Only last week, the Centre put off its scheduled market borrowings of Rs 5,000 crore through auctions during November 18-23 citing comfortable liquidity position.
Although an internal stock taking of the revenue trends has pointed to a possible slippage in overall tax revenues and divestment receipts, the Finance Ministry is banking on a major compression in expenditure to bridge the revenue shortfall.
Dr Narayan said that a review of the trends in expenditure was currently on. The exercise is likely to be completed by the end of December, based on which the Ministry would firm up the revised estimates for 2002-03.
On the demands of textile industry for rationalisation of excise duty across the entire textile value chain at a uniform rate, Dr Narayan pointed out that rationalisation of excise duty is only an activity towards the larger end of strengthening the sector for the coming years.
"Mere rationalisation of excise duties is not going to solve the problems. You will have to take a decision on where in the value chain you would like to be positioned. A distinctive competitive edge for India will have to be developed, particularly when the textile sector is looking at huge increase in exports to sustain growth in the next decade.
We will also have to take a decision this year about the future of small and marginal sections of the industry," Dr Narayan said
The "largely fragmented" nature of the textile industry was posing a problem for the excise administrators. "We will have to evolve a methodology and work out a mechanism through which the small players can get into the Cenvat chain. This should not be intrusive and it should not add to their woes," Dr Narayan said.

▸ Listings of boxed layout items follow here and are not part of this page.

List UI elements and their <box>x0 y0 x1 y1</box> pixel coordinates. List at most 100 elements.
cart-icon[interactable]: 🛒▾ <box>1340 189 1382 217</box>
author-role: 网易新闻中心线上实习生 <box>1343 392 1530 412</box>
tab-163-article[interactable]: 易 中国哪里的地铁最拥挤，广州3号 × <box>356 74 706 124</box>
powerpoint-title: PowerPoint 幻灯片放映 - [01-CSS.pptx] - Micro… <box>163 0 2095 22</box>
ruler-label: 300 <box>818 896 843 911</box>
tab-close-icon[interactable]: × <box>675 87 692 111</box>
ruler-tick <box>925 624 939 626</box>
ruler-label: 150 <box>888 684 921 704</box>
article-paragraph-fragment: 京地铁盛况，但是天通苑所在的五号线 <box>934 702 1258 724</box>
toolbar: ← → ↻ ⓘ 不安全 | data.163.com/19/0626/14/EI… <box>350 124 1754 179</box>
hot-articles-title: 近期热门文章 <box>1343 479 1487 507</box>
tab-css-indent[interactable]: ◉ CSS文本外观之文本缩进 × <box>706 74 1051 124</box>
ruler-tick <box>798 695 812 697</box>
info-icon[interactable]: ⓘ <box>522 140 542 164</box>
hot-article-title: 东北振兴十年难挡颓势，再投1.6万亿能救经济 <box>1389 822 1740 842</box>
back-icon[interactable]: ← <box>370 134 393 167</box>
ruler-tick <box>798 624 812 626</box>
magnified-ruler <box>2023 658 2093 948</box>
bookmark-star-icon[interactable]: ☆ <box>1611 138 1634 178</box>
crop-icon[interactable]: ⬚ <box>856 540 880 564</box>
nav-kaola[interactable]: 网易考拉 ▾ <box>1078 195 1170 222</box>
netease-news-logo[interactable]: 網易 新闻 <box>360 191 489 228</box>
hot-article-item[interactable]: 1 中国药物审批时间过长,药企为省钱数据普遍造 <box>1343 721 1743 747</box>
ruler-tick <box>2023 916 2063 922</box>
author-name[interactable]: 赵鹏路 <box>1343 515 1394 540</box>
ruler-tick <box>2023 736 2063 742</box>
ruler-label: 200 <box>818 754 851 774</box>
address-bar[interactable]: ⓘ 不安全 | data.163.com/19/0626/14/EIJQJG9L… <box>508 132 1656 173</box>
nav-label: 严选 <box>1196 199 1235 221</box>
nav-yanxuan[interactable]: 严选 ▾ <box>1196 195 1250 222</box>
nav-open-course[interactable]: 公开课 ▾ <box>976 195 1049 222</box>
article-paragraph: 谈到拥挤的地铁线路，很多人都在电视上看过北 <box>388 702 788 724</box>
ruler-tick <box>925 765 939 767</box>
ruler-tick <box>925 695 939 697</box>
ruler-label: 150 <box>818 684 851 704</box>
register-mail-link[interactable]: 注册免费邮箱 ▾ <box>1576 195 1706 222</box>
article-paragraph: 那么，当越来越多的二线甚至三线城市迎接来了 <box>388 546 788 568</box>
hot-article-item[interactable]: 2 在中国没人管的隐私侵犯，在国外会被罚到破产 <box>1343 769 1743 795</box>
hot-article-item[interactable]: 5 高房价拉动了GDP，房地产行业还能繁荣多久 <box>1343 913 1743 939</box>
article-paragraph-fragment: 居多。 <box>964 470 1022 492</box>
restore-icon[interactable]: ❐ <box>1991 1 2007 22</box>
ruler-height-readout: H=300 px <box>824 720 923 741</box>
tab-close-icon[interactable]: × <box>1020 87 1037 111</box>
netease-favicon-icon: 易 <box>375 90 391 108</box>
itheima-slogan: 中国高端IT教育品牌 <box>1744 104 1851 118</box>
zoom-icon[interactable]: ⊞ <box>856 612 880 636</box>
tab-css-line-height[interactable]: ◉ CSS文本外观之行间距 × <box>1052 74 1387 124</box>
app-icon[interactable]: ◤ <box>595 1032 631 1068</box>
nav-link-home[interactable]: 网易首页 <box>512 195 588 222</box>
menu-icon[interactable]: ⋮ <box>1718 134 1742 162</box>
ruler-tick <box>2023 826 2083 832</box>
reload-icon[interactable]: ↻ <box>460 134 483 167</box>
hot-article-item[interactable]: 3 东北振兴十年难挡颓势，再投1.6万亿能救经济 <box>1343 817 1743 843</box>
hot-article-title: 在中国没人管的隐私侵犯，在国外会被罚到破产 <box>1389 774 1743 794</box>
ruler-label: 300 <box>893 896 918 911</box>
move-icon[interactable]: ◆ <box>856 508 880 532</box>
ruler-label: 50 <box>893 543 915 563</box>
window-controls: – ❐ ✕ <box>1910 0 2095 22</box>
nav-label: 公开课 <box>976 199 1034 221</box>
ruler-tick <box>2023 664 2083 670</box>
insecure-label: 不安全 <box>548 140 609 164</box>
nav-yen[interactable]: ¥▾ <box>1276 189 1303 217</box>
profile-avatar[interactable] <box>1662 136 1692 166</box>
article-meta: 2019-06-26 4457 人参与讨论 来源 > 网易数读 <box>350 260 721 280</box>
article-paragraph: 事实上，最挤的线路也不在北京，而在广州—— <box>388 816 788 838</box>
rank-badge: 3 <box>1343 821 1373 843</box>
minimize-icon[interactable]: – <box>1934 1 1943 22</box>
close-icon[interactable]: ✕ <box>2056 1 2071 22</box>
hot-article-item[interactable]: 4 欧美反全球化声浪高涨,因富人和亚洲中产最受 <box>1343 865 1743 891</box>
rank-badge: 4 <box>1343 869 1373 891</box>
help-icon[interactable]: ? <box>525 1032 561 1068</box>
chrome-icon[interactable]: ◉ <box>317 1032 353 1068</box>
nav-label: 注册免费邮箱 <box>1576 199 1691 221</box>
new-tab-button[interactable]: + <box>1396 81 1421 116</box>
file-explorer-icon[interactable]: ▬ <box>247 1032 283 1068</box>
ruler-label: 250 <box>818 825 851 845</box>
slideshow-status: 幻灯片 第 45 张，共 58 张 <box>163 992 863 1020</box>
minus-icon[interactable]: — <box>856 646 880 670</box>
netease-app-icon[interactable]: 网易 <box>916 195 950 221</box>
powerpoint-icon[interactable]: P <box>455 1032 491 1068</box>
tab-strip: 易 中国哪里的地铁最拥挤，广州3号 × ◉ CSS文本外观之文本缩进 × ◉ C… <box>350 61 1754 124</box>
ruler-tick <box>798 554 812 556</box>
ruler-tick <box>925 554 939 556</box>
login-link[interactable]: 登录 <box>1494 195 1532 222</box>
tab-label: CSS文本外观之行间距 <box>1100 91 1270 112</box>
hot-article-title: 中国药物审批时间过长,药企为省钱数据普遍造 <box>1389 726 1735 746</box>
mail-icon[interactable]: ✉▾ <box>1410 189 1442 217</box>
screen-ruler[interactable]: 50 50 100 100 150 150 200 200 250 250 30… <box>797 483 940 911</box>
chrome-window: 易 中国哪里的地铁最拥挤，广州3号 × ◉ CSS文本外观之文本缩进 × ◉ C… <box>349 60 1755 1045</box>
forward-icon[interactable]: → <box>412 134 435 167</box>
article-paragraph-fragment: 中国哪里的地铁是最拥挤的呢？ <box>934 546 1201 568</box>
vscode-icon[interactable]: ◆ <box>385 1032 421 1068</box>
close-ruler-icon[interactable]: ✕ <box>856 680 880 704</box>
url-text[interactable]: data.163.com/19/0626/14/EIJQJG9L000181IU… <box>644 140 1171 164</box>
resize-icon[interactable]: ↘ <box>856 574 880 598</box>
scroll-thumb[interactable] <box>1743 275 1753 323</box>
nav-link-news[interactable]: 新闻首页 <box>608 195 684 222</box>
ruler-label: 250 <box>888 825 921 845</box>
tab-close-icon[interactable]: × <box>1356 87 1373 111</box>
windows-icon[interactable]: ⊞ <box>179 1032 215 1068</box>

This view of the Finance Secretary came in response to the demands of the organised players in the textile industry that the full Cenvat chain should be completed. The FICCI Task Force on Textiles has recommended that the customs duty on key raw materials like purified terephthalic acid and mono-ethylene glycol be reduced to 10 per cent. A demand for reduction in customs duty on wood pulp used in the manufacture of viscose staple fibre to zero has also been made.
A case was also made before the Finance Secretary for the abolition of deemed credit facility as this benefit was being misused by the unorganised sector.